Thursday, February 25, 2010

User-Oriented Document Summarization through Vision-Based Eye-Tracking

Summary:
In this paper, the authors present their new algorithm for document summarization. Their prototype uses eye-tracking to determine which words in a document are focused on the longest by a reader. The algorithm then predicts how long users would focus on other words based on semantic similarity. Basically, their algorithm predicts what sentences the user is most likely to focus on, and then ranks them in decreasing order so as to present the "most important" information for that specific user first. What sets this apart from other summarization techniques is the fact that the documents are broken down into components (word by word) that are then combined to rank sentences and paragraphs.



Eye tracking sample.

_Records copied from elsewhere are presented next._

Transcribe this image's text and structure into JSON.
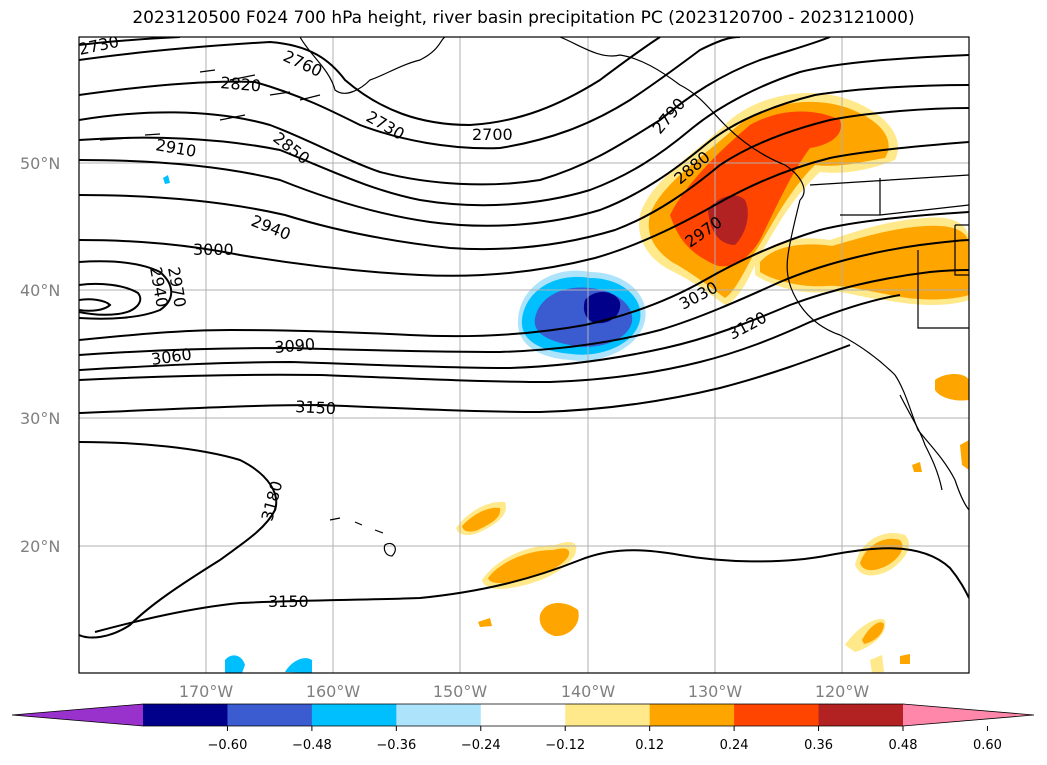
{
  "title": "2023120500 F024 700 hPa height, river basin precipitation PC (2023120700 - 2023121000)",
  "lat_labels": [
    "50°N",
    "40°N",
    "30°N",
    "20°N"
  ],
  "lon_labels": [
    "170°W",
    "160°W",
    "150°W",
    "140°W",
    "130°W",
    "120°W"
  ],
  "contour_labels": [
    "2730",
    "2760",
    "2820",
    "2910",
    "2730",
    "2850",
    "2700",
    "2790",
    "2880",
    "2940",
    "3000",
    "2970",
    "2940",
    "2970",
    "3060",
    "3090",
    "3030",
    "3120",
    "3150",
    "3180",
    "3150"
  ],
  "colorbar": {
    "ticks": [
      "−0.60",
      "−0.48",
      "−0.36",
      "−0.24",
      "−0.12",
      "0.12",
      "0.24",
      "0.36",
      "0.48",
      "0.60"
    ],
    "colors": [
      "#9932cc",
      "#00008b",
      "#3b5bd0",
      "#00bfff",
      "#aee4fb",
      "#ffffff",
      "#ffe98a",
      "#ffa500",
      "#ff4500",
      "#b22222",
      "#ff88aa"
    ]
  },
  "map_colors": {
    "land_outline": "#000000",
    "grid": "#b0b0b0",
    "orange": "#ffa500",
    "red": "#ff4500",
    "darkred": "#b22222",
    "yellow": "#ffe98a",
    "lightblue": "#00bfff",
    "blue": "#3b5bd0",
    "navy": "#00008b"
  }
}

This person looks at weird things.


While testing their new algorithm, the authors continually beat MS Word AutoSummarize and MEAD (an open source summarization package) in both Precision and Recall. In the future, they hope to improve their algorithm so that documents a user has never read can be successfully summarized (currently, it only works if the user is going back over something previously read).


Discussion:
I didn't know that automatic summary technology even existed. It seems to me that the authors are moving in the right direction by having summarization be user-oriented instead of generic. Everyone reviews differently and focuses on different things; a software that can learn your style would be very valuable. Their future work hinted at creating a summarization tool for things that the user hasn't even read before. I could use that on my next blog!